11.2 Either Party may terminate an SOW:

  • For convenience with 14 days' written notice, or
  • Immediately for material breach not remedied within a reasonable period.

11.3 Fees for work performed up to termination remain payable.

11A. Cancellation and Suspension

11A.1 If the Client cancels an SOW with at least 14 days' notice, fees incurred and any non-refundable deposits remain payable.

11A.2 If the Client cancels with less than 14 days' notice, SlashTech may charge:

  • Fees incurred to date, plus
  • 20% of the remaining SOW value as a genuine pre-estimate of loss.

11A.3 SlashTech may suspend services for overdue invoices or material client delays.

11B. Extended Client Inactivity

If the Client fails to respond or provide required input, feedback, or approvals for a continuous period of fourteen (14) days, SlashTech may place the affected Statement of Work on hold.

Upon resumption:

  1. delivery timelines may be revised;
  2. resource availability may change; and
  3. additional costs may apply, subject to agreement or change control.

12. Independent Contractor

SlashTech acts as an independent contractor.
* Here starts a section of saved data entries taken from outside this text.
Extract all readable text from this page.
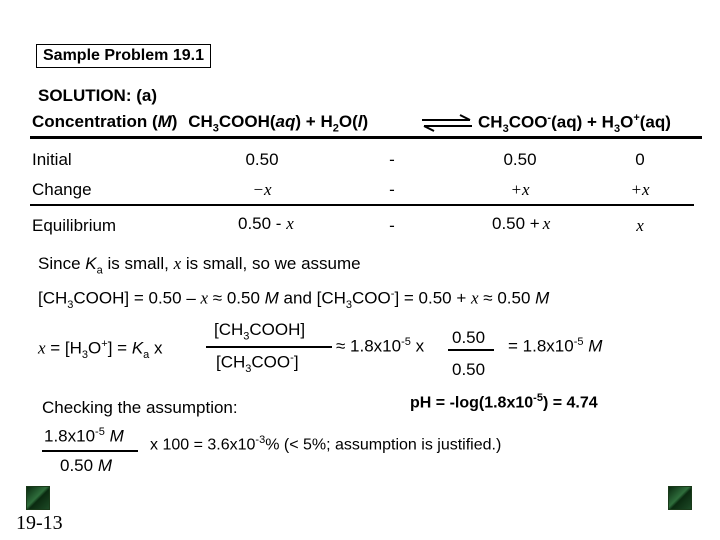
Sample Problem 19.1
SOLUTION: (a)
Concentration (M) $CH_3COOH(aq) + H_2O(l)$	⇌ $CH_3COO^-(aq) + H_3O^+(aq)$
Initial	0.50	-	0.50	0
Change	−x	-	+x	+x
Equilibrium	0.50 - x	-	0.50 + x	x
Since $K_a$ is small, x is small, so we assume
$[CH_3COOH] = 0.50 - x \approx 0.50$ M and $[CH_3COO^-] = 0.50 + x \approx 0.50$ M
$x = [H_3O^+] = K_a$ x
$[CH_3COOH]$
$[CH_3COO^-]$
≈ $1.8x10^{-5}$ x 0.50
0.50
= $1.8x10^{-5}$ M
pH = $-\log(1.8x10^{-5}) = 4.74$
Checking the assumption:
$1.8x10^{-5}$ M
0.50 M
x $100 = 3.6x10^{-3}\%$ (< 5%; assumption is justified.)
19-13
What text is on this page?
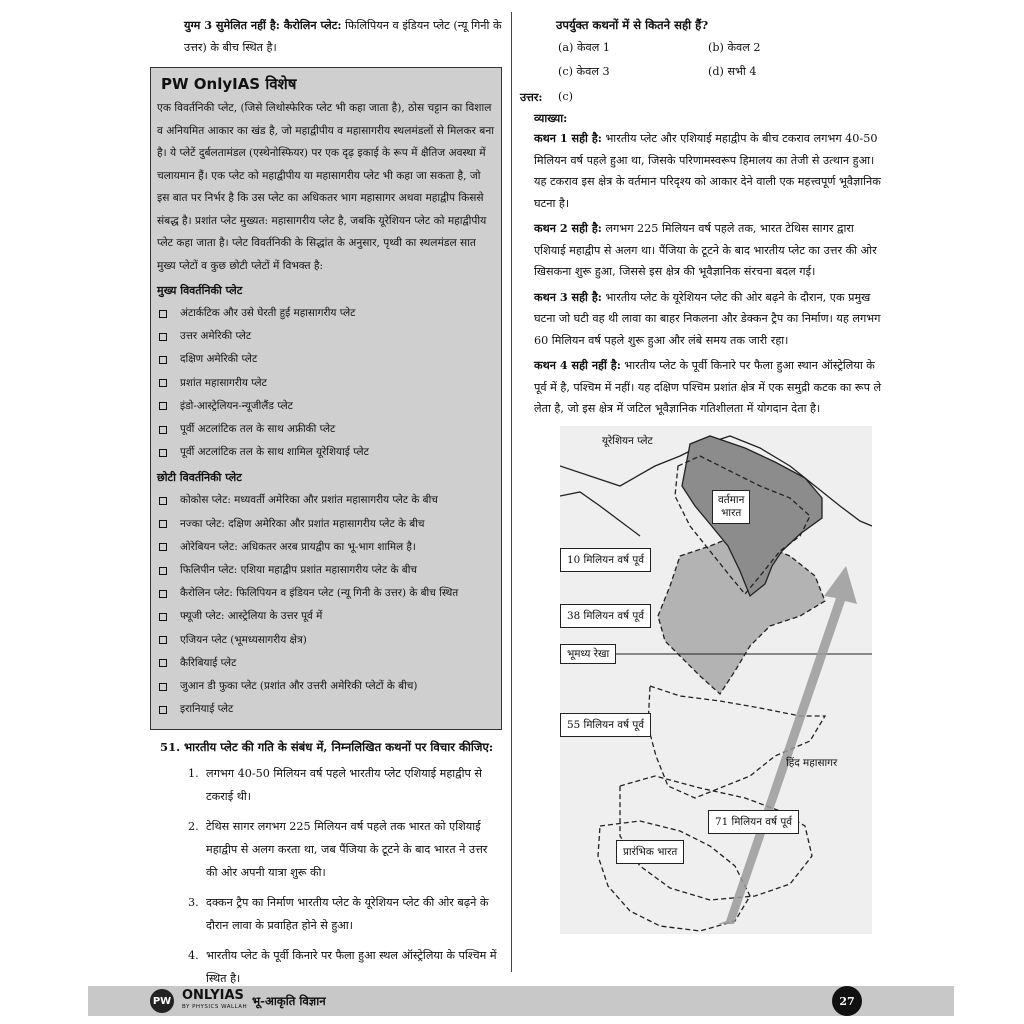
युग्म 3 सुमेलित नहीं है: कैरोलिन प्लेट: फिलिपियन व इंडियन प्लेट (न्यू गिनी के उत्तर) के बीच स्थित है।
PW OnlyIAS विशेष
एक विवर्तनिकी प्लेट, (जिसे लिथोस्फेरिक प्लेट भी कहा जाता है), ठोस चट्टान का विशाल व अनियमित आकार का खंड है, जो महाद्वीपीय व महासागरीय स्थलमंडलों से मिलकर बना है। ये प्लेटें दुर्बलतामंडल (एस्थेनोस्फियर) पर एक दृढ़ इकाई के रूप में क्षैतिज अवस्था में चलायमान हैं। एक प्लेट को महाद्वीपीय या महासागरीय प्लेट भी कहा जा सकता है, जो इस बात पर निर्भर है कि उस प्लेट का अधिकतर भाग महासागर अथवा महाद्वीप किससे संबद्ध है। प्रशांत प्लेट मुख्यत: महासागरीय प्लेट है, जबकि यूरेशियन प्लेट को महाद्वीपीय प्लेट कहा जाता है। प्लेट विवर्तनिकी के सिद्धांत के अनुसार, पृथ्वी का स्थलमंडल सात मुख्य प्लेटों व कुछ छोटी प्लेटों में विभक्त है:
मुख्य विवर्तनिकी प्लेट
अंटार्कटिक और उसे घेरती हुई महासागरीय प्लेट
उत्तर अमेरिकी प्लेट
दक्षिण अमेरिकी प्लेट
प्रशांत महासागरीय प्लेट
इंडो-आस्ट्रेलियन-न्यूजीलैंड प्लेट
पूर्वी अटलांटिक तल के साथ अफ्रीकी प्लेट
पूर्वी अटलांटिक तल के साथ शामिल यूरेशियाई प्लेट
छोटी विवर्तनिकी प्लेट
कोकोस प्लेट: मध्यवर्ती अमेरिका और प्रशांत महासागरीय प्लेट के बीच
नज्का प्लेट: दक्षिण अमेरिका और प्रशांत महासागरीय प्लेट के बीच
ओरेबियन प्लेट: अधिकतर अरब प्रायद्वीप का भू-भाग शामिल है।
फिलिपीन प्लेट: एशिया महाद्वीप प्रशांत महासागरीय प्लेट के बीच
कैरोलिन प्लेट: फिलिपियन व इंडियन प्लेट (न्यू गिनी के उत्तर) के बीच स्थित
फ्यूजी प्लेट: आस्ट्रेलिया के उत्तर पूर्व में
एजियन प्लेट (भूमध्यसागरीय क्षेत्र)
कैरिबियाई प्लेट
जुआन डी फुका प्लेट (प्रशांत और उत्तरी अमेरिकी प्लेटों के बीच)
इरानियाई प्लेट
51. भारतीय प्लेट की गति के संबंध में, निम्नलिखित कथनों पर विचार कीजिए:
1. लगभग 40-50 मिलियन वर्ष पहले भारतीय प्लेट एशियाई महाद्वीप से टकराई थी।
2. टेथिस सागर लगभग 225 मिलियन वर्ष पहले तक भारत को एशियाई महाद्वीप से अलग करता था, जब पैंजिया के टूटने के बाद भारत ने उत्तर की ओर अपनी यात्रा शुरू की।
3. दक्कन ट्रैप का निर्माण भारतीय प्लेट के यूरेशियन प्लेट की ओर बढ़ने के दौरान लावा के प्रवाहित होने से हुआ।
4. भारतीय प्लेट के पूर्वी किनारे पर फैला हुआ स्थल ऑस्ट्रेलिया के पश्चिम में स्थित है।
उपर्युक्त कथनों में से कितने सही हैं?
(a) केवल 1	(b) केवल 2
(c) केवल 3	(d) सभी 4
उत्तर:	(c)
व्याख्या:
कथन 1 सही है: भारतीय प्लेट और एशियाई महाद्वीप के बीच टकराव लगभग 40-50 मिलियन वर्ष पहले हुआ था, जिसके परिणामस्वरूप हिमालय का तेजी से उत्थान हुआ। यह टकराव इस क्षेत्र के वर्तमान परिदृश्य को आकार देने वाली एक महत्त्वपूर्ण भूवैज्ञानिक घटना है।
कथन 2 सही है: लगभग 225 मिलियन वर्ष पहले तक, भारत टेथिस सागर द्वारा एशियाई महाद्वीप से अलग था। पैंजिया के टूटने के बाद भारतीय प्लेट का उत्तर की ओर खिसकना शुरू हुआ, जिससे इस क्षेत्र की भूवैज्ञानिक संरचना बदल गई।
कथन 3 सही है: भारतीय प्लेट के यूरेशियन प्लेट की ओर बढ़ने के दौरान, एक प्रमुख घटना जो घटी वह थी लावा का बाहर निकलना और डेक्कन ट्रैप का निर्माण। यह लगभग 60 मिलियन वर्ष पहले शुरू हुआ और लंबे समय तक जारी रहा।
कथन 4 सही नहीं है: भारतीय प्लेट के पूर्वी किनारे पर फैला हुआ स्थान ऑस्ट्रेलिया के पूर्व में है, पश्चिम में नहीं। यह दक्षिण पश्चिम प्रशांत क्षेत्र में एक समुद्री कटक का रूप ले लेता है, जो इस क्षेत्र में जटिल भूवैज्ञानिक गतिशीलता में योगदान देता है।
यूरेशियन प्लेट
वर्तमान
भारत
10 मिलियन वर्ष पूर्व
38 मिलियन वर्ष पूर्व
भूमध्य रेखा
55 मिलियन वर्ष पूर्व
हिंद महासागर
71 मिलियन वर्ष पूर्व
प्रारंभिक भारत
PW ONLYIAS
BY PHYSICS WALLAH भू-आकृति विज्ञान	27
Nothing in this Agreement creates a partnership, joint venture, or employment relationship.

13. Insurance

SlashTech will maintain appropriate professional indemnity and public liability insurance during the term of this Agreement.

14. Force Majeure

Neither Party is liable for failure or delay caused by events beyond reasonable control, including natural disasters, government actions, power or telecommunications outages.

15. Subcontracting

SlashTech may subcontract portions of the services where appropriate and remains responsible for overall delivery.

16. Non-Solicitation

During the term of this Agreement and for 12 months after termination, the Client must not solicit or employ SlashTech personnel involved in the services without prior written consent.

17. Assignment

The Client may not assign or transfer this Agreement or any SOW without SlashTech's prior written consent, which will not be unreasonably withheld.

18. Dispute Resolution

The Parties will attempt to resolve disputes through good-faith negotiation before commencing legal proceedings.

19. Governing Law

This Agreement is governed by the laws of New South Wales, Australia, and the Parties submit to the exclusive jurisdiction of its courts.

20. Entire Agreement

This Agreement and all SOWs constitute the entire agreement between the Parties and may only be amended in writing signed by both Parties.